Rescuers pulled a survivor from rubble early yesterday in the wake of a massive explosion at a pesticide plant in eastern China that flattened buildings, blew out windows more than 1.6km away and killed at least 64 people.
More than two dozen people were still missing and hundreds had been injured in Thursday’s blast at the Chenjiagang Industrial Park in the city of Yancheng, in Jiangsu Province on China’s east coast, officials said.
The cause of the explosion was under investigation, but an editorial in the China Daily newspaper speculated it was likely to be identified as “a serious accident caused by human negligence.”
Photo: Yang Bo/CNS via Reuters
The company, Tianjiayi Chemical Co (天嘉宜化工) — which produces more than 30 organic chemical compounds, some highly flammable — had been cited and fined for work safety breaches in the past, the China Daily reported.
At the Xiangshui People’s Hospital yesterday morning, the ward corridors were filled with temporary beds for the wounded.
“I was just going to collect my wages when it blew up,” said a worker who identified himself as Zuo. His head was covered in bloody gauze.
“I don’t even have a home to go to now,” he said.
The hospital was relying on dozens of unpaid volunteers.
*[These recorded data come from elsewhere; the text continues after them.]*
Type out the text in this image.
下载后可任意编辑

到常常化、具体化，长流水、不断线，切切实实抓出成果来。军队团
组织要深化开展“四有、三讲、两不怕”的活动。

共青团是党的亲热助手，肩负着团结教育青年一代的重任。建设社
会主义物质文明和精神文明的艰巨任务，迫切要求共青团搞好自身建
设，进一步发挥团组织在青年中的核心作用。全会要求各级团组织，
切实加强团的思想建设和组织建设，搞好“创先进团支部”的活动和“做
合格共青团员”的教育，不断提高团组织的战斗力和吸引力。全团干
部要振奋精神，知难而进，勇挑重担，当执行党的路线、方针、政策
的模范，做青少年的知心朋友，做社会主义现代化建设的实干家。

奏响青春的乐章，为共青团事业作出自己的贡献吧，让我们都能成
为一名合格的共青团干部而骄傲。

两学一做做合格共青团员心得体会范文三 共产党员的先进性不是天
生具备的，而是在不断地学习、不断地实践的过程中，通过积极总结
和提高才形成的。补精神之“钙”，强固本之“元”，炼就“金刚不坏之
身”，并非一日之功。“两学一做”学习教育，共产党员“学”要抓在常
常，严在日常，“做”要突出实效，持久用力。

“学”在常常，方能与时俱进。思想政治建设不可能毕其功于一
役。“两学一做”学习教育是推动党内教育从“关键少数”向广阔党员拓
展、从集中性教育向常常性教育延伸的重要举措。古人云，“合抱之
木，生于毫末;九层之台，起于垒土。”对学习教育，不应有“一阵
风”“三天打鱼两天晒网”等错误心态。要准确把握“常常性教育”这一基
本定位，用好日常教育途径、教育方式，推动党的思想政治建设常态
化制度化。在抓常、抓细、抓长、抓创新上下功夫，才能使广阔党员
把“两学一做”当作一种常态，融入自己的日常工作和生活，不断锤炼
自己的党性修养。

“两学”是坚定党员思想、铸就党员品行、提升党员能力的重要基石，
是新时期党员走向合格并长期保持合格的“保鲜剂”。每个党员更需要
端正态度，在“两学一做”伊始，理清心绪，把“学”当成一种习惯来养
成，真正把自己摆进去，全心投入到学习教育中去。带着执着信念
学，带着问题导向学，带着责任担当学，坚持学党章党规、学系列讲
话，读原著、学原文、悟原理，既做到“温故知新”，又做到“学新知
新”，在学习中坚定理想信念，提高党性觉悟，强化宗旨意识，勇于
“No one is thinking about how people will pay their medical bills at the moment — the priority is rescuing them and worrying about fees later,” said one volunteer surnamed Jiang, who was sent to help out at the hospital by his employers on Friday.
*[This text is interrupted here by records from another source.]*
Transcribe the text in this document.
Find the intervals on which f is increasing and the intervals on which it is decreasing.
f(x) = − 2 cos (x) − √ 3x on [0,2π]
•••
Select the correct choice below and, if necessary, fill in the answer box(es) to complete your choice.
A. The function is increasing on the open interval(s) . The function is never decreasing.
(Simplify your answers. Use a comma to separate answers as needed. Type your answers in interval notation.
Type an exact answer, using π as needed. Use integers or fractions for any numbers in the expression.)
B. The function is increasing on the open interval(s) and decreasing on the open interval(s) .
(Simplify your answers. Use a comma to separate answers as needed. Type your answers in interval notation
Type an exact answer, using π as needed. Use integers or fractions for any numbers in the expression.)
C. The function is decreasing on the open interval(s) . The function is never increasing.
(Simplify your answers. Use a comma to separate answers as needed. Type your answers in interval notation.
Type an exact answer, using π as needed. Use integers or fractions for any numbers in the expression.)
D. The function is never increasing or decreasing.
Public anger over safety standards has grown in China over industrial accidents, ranging from mining disasters to factory fires, that have marred three decades of swift economic growth.
In 2015, 165 people were killed in explosions at a chemical warehouse in the northern city of Tianjin, one of the world’s busiest ports, which is not far from the capital, Beijing.
Those blasts were big enough to be seen by satellites and register on earthquake sensors.
Despite repeated government pledges to tighten safety, disasters have hit chemical plants in particular, with 23 people killed in November last year in a series of blasts during the delivery of a flammable gas at a chemical maker.
After the blast in Yancheng, police, some wearing face masks, sealed off roads to what was left of the devastated, smoldering plant.
The explosion smashed windows in the village of Wangshang 2km away. Stunned villagers compared it to an earthquake.
A provincial official yesterday said that the accident has shown that the market for dangerous chemicals has grown too quickly and production to meet demand has expanded too crudely.
Chinese President Xi Jinping (習近平), who is in Italy on a state visit, ordered all-out efforts to care for the injured and to “earnestly maintain social stability,” state television said.
Authorities must step up action to prevent such incidents and determine the cause of the blast as quickly as possible, Xi said.
“There has recently been a series of major accidents, and all places and relevant departments must fully learn the lessons from these,” the report cited Xi as saying.
An official told reporters that the priority was to ensure contaminated water does not leak into the public water supply system.
The Jiangsu Environmental Protection Bureau said late on Friday that a team of 126 inspectors found various degrees of contamination in local water samples, with nitrobenzene concentrations exceeding standards at one location.
Some volatile organic chemical measurements far exceeded surface water standards, 15 times over in one case, the bureau said.